A peine nous sortions des portes de Trézène…

De Trégène… Il était sur son char… sur chon sar…

Ses gardes affligés… affizés…

Imitaient son silence autour de lui rangés…

Lui ranzés.

Ensuite, il disait à ma mère:

– Et le vôtre, Délaïde, lui apprenez-vous rien pour réciter?

– Si répondait naïvement ma mère: il sait la sornette de Jean du Porc.

– Allons, mignon, dis Jean du Porc, me criait tout le monde.

Et alors en baissant la tête, j’ânonnais timidement:

Qui est mort? – Jean du Porc. – Qui le pleure? – Le roi Maure – Qui le rit? – La perdrix. – Qui le chante? – La calandre – Qui en sonne le glas? – Le cul de la poêle. – Qui en porte le deuil? – Le cul du chaudron.

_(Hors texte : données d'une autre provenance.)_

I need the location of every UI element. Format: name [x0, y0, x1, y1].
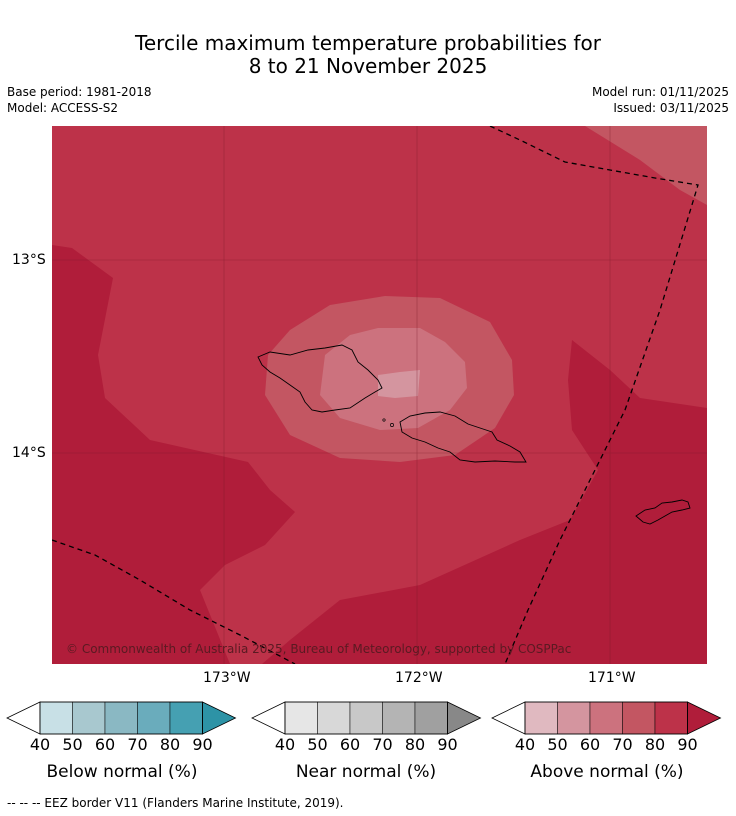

C’est avec ces contes-là, chants de nourrices et sornettes, que nos parents, à cette époque, nous apprenaient à parler la bonne langue provençale; tandis qu’à présent, la vanité ayant pris le dessus dans la plupart des familles, c’est avec le système de l’excellent M. Dumas que l’on enseigne les enfants et qu’on en fait de petits niais qui sont, dans le pays, tels que des enfants trouvés, sans attaches ni racines, car il est de mode, aujourd’hui, de renier absolument tout ce qui est de tradition.

Il faut que je parle un peu, maintenant, du bonhomme Etienne, mon aïeul maternel. Il était, comme mon père, ménager propriétaire, d’une bonne maison comme lui, et d’un bon sang: avec cette différence que, du côté des Mistral, c’étaient des laborieux, des économes, des amasseurs de biens, qui, en tout le pays, n’avaient pas leurs pareils, et que, du côté de ma mère, tout à fait insouciants et n’étant jamais prêts pour aller au labour, ils laissaient l’eau courir et mangeaient leur avoir. L’aïeul Étienne, pour tout dire, était (devant Dieu soit-il) un vrai Roger Bontemps.

Bien qu’il eût huit enfants, entre lesquels six filles (qui, à l’heure des repas, se faisaient servir leur part et puis allaient manger dehors, sur le seuil de la maison, leur assiette à la main), dès qu’il y avait fête quelque part, en avant! Il partait pour trois jours avec les camarades. Il jouait, bambochait tant que duraient les écus; puis, souple comme un gant, quand les deux toiles se touchaient (1), le quatrième jour il rentrait au logis et, alors, grand’maman Nanon, une femme du bon Dieu, lui criait:

– N’as-tu pas honte, dissipateur que tu es, de manger comme ça le bien de tes filles!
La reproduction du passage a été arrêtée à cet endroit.